The downside of O'Neill's great dramatic experiment is that the asides are still a mere dramatic construct; whether the technique genuinely offers us greater psychological insight, rather than merely appearing to, is questionable.
Nina's marriage to Sam (brilliantly rendered as an overgrown baby by Jason Watkins) is a loveless connection, one that is designed to give her the child she desperately wants so that, in her own words, she can finally "give myself". But when Sam's mother reveals a family secret that could jeapordise the mental health of the unborn child, Nina takes drastic measures to ensure a healthy one.
Without giving too much away her scheme involves a handsome doctor, Edmund Darrell (Darren Pettie), some rather questionable interpretations of genetics and a secret that will simmer for 20 years.
All the while, like Horatio to Hamlet, bachelor author Charles Marsden waits patiently for his moment with Nina. The role allows Charles Edwards to steal most of the night's biggest laughs ("what am I doing here?" he wails aboard a boat watching Nina's now grown-up child compete in a rowing race). But he also provides the evening with its touching coda; that truly settled companionship is only possible when sexual politics have subsided.
Charles Edwards (Charles Marsden), Anne-Marie Duff (Nina Leeds), Emily Plumtree (Madeline Arnold), Darren Pettie (Edmund Darrell) & Jason Watkins (Sam Evans). Photo by Johan Persson.
Strange Interlude - the title is drawn from Nina's line towards the end of the play, that "our lives are merely strange dark interludes in the electrical display of God the Father" - may be a long evening, but it rarely drags and feels oddly action packed. Director Simon Godwin, a rising star I first encountered as an associate in Bristol, ensures the dialogue rattles along at a lick and, most importantly, has assembled a near-perfect acting company.
Played out on designer Soutra Gilmour's jaw-dropping carousel of a set (each revolve unveils a new, richly-detailed world), this is an evening that reclaims O'Neill's drama not as an 'experiment', but as a superb piece of dramatic storytelling that flies in the face of today's stunted attention span culture.
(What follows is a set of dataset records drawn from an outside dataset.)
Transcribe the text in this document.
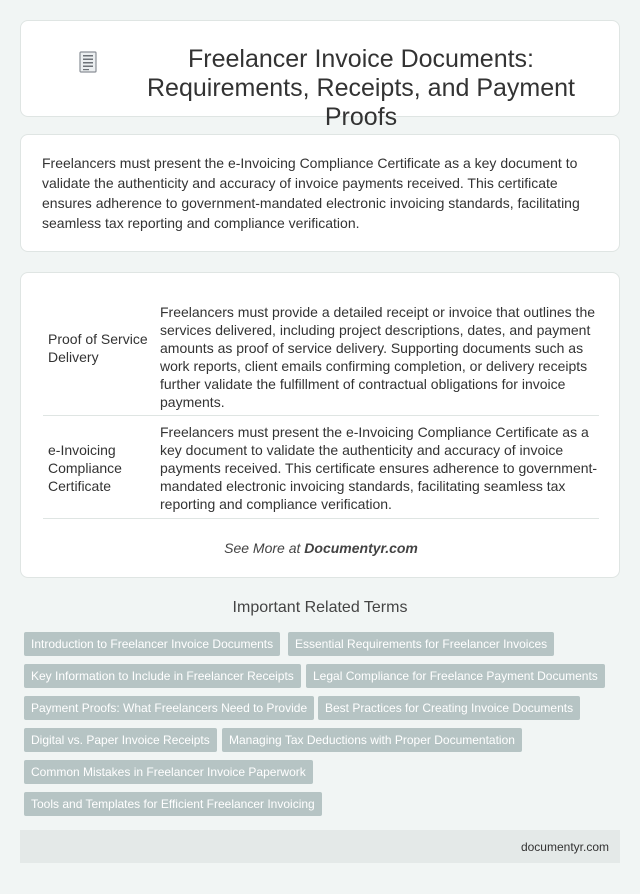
Freelancer Invoice Documents: Requirements, Receipts, and Payment Proofs

Freelancers must present the e-Invoicing Compliance Certificate as a key document to validate the authenticity and accuracy of invoice payments received. This certificate ensures adherence to government-mandated electronic invoicing standards, facilitating seamless tax reporting and compliance verification.

Proof of Service Delivery
Freelancers must provide a detailed receipt or invoice that outlines the services delivered, including project descriptions, dates, and payment amounts as proof of service delivery. Supporting documents such as work reports, client emails confirming completion, or delivery receipts further validate the fulfillment of contractual obligations for invoice payments.
e-Invoicing Compliance Certificate
Freelancers must present the e-Invoicing Compliance Certificate as a key document to validate the authenticity and accuracy of invoice payments received. This certificate ensures adherence to government-mandated electronic invoicing standards, facilitating seamless tax reporting and compliance verification.
See More at Documentyr.com
Important Related Terms
Introduction to Freelancer Invoice Documents	Essential Requirements for Freelancer Invoices
Key Information to Include in Freelancer Receipts	Legal Compliance for Freelance Payment Documents
Payment Proofs: What Freelancers Need to Provide	Best Practices for Creating Invoice Documents
Digital vs. Paper Invoice Receipts	Managing Tax Deductions with Proper Documentation
Common Mistakes in Freelancer Invoice Paperwork
Tools and Templates for Efficient Freelancer Invoicing
documentyr.com
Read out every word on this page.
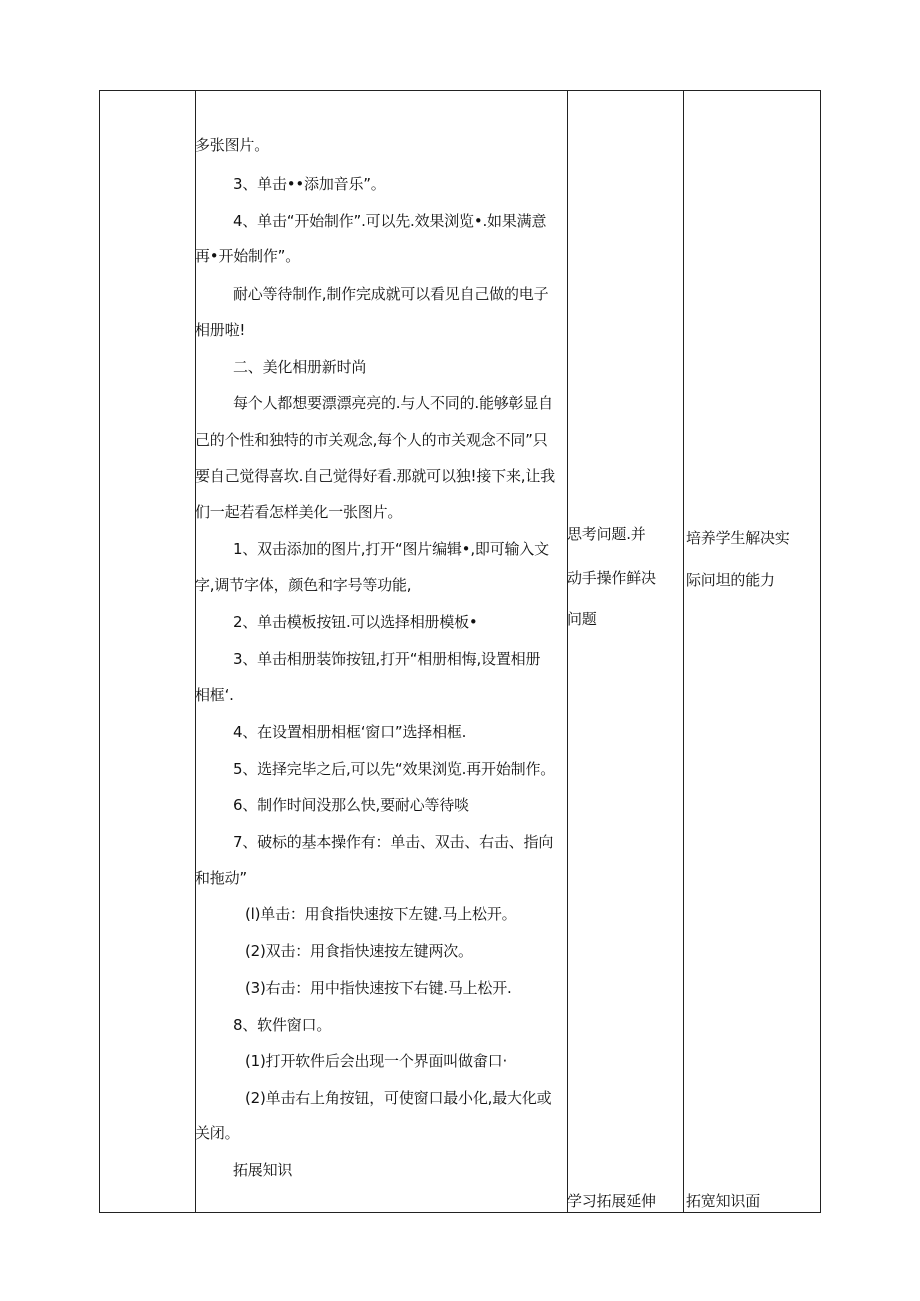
多张图片。
3、单击••添加音乐”。
4、单击“开始制作”.可以先.效果浏览•.如果满意
再•开始制作”。
耐心等待制作,制作完成就可以看见自己做的电子
相册啦!
二、美化相册新时尚
每个人都想要漂漂亮亮的.与人不同的.能够彰显自
己的个性和独特的市关观念,每个人的市关观念不同”只
要自己觉得喜坎.自己觉得好看.那就可以独!接下来,让我
们一起若看怎样美化一张图片。
1、双击添加的图片,打开“图片编辑•,即可输入文
字,调节字体，颜色和字号等功能,
2、单击模板按钮.可以选择相册模板•
3、单击相册装饰按钮,打开“相册相悔,设置相册
相框‘.
4、在设置相册相框‘窗口”选择相框.
5、选择完毕之后,可以先“效果浏览.再开始制作。
6、制作时间没那么快,要耐心等待啖
7、破标的基本操作有：单击、双击、右击、指向
和拖动”
(l)单击：用食指快速按下左键.马上松开。
(2)双击：用食指快速按左键两次。
(3)右击：用中指快速按下右键.马上松开.
8、软件窗口。
(1)打开软件后会出现一个界面叫做畲口·
(2)单击右上角按钮，可使窗口最小化,最大化或
关闭。
拓展知识
思考问题.并
动手操作鲜决
问题
学习拓展延伸
培养学生解决实
际问坦的能力
拓宽知识面
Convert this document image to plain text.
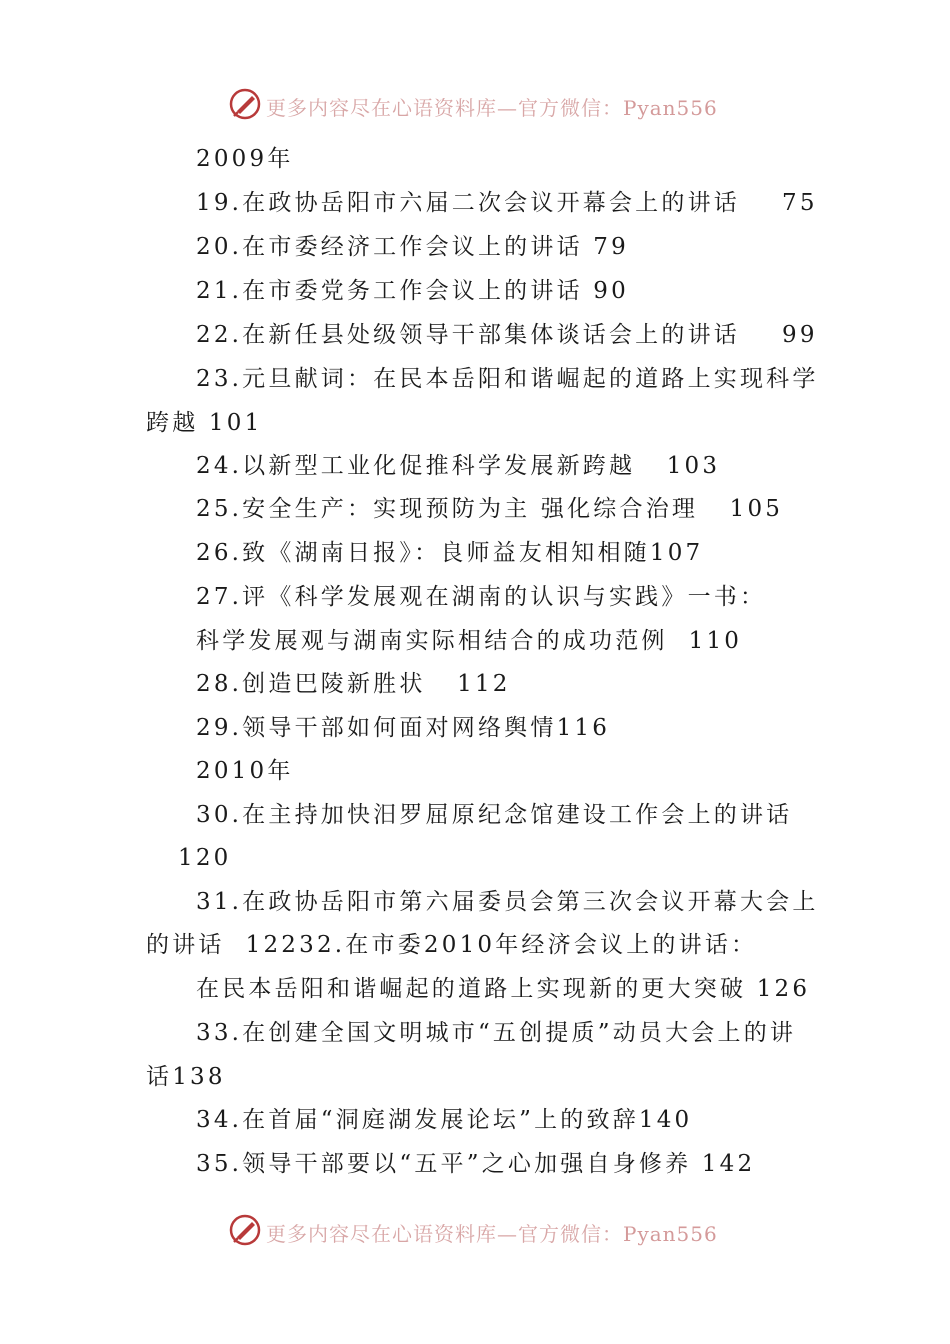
更多内容尽在心语资料库—官方微信：Pyan556
2009年
19.在政协岳阳市六届二次会议开幕会上的讲话    75
20.在市委经济工作会议上的讲话 79
21.在市委党务工作会议上的讲话 90
22.在新任县处级领导干部集体谈话会上的讲话    99
23.元旦献词：在民本岳阳和谐崛起的道路上实现科学
跨越 101
24.以新型工业化促推科学发展新跨越   103
25.安全生产：实现预防为主 强化综合治理   105
26.致《湖南日报》：良师益友相知相随107
27.评《科学发展观在湖南的认识与实践》一书：
科学发展观与湖南实际相结合的成功范例  110
28.创造巴陵新胜状   112
29.领导干部如何面对网络舆情116
2010年
30.在主持加快汨罗屈原纪念馆建设工作会上的讲话
120
31.在政协岳阳市第六届委员会第三次会议开幕大会上
的讲话  12232.在市委2010年经济会议上的讲话：
在民本岳阳和谐崛起的道路上实现新的更大突破 126
33.在创建全国文明城市“五创提质”动员大会上的讲
话138
34.在首届“洞庭湖发展论坛”上的致辞140
35.领导干部要以“五平”之心加强自身修养 142
更多内容尽在心语资料库—官方微信：Pyan556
And at its centre sits Anne Marie-Duff with a performance that surely ranks as one of the greats of recent times (certainly an improvement on her last outing, as Berenice at the Donmar). She utterly convinces as a woman who successfully holds a triangle of "lover" (Darrell), "husband" (Sam) and "father" (Charles) in thrall for over two decades, presenting as she does the play's central proposition that perfect love is only possible when received in multiple ways, from multiple sources.
Do not be put off by the length; this is an evening to savour and (need I say it?), another jewel in the crown of Hytner's National.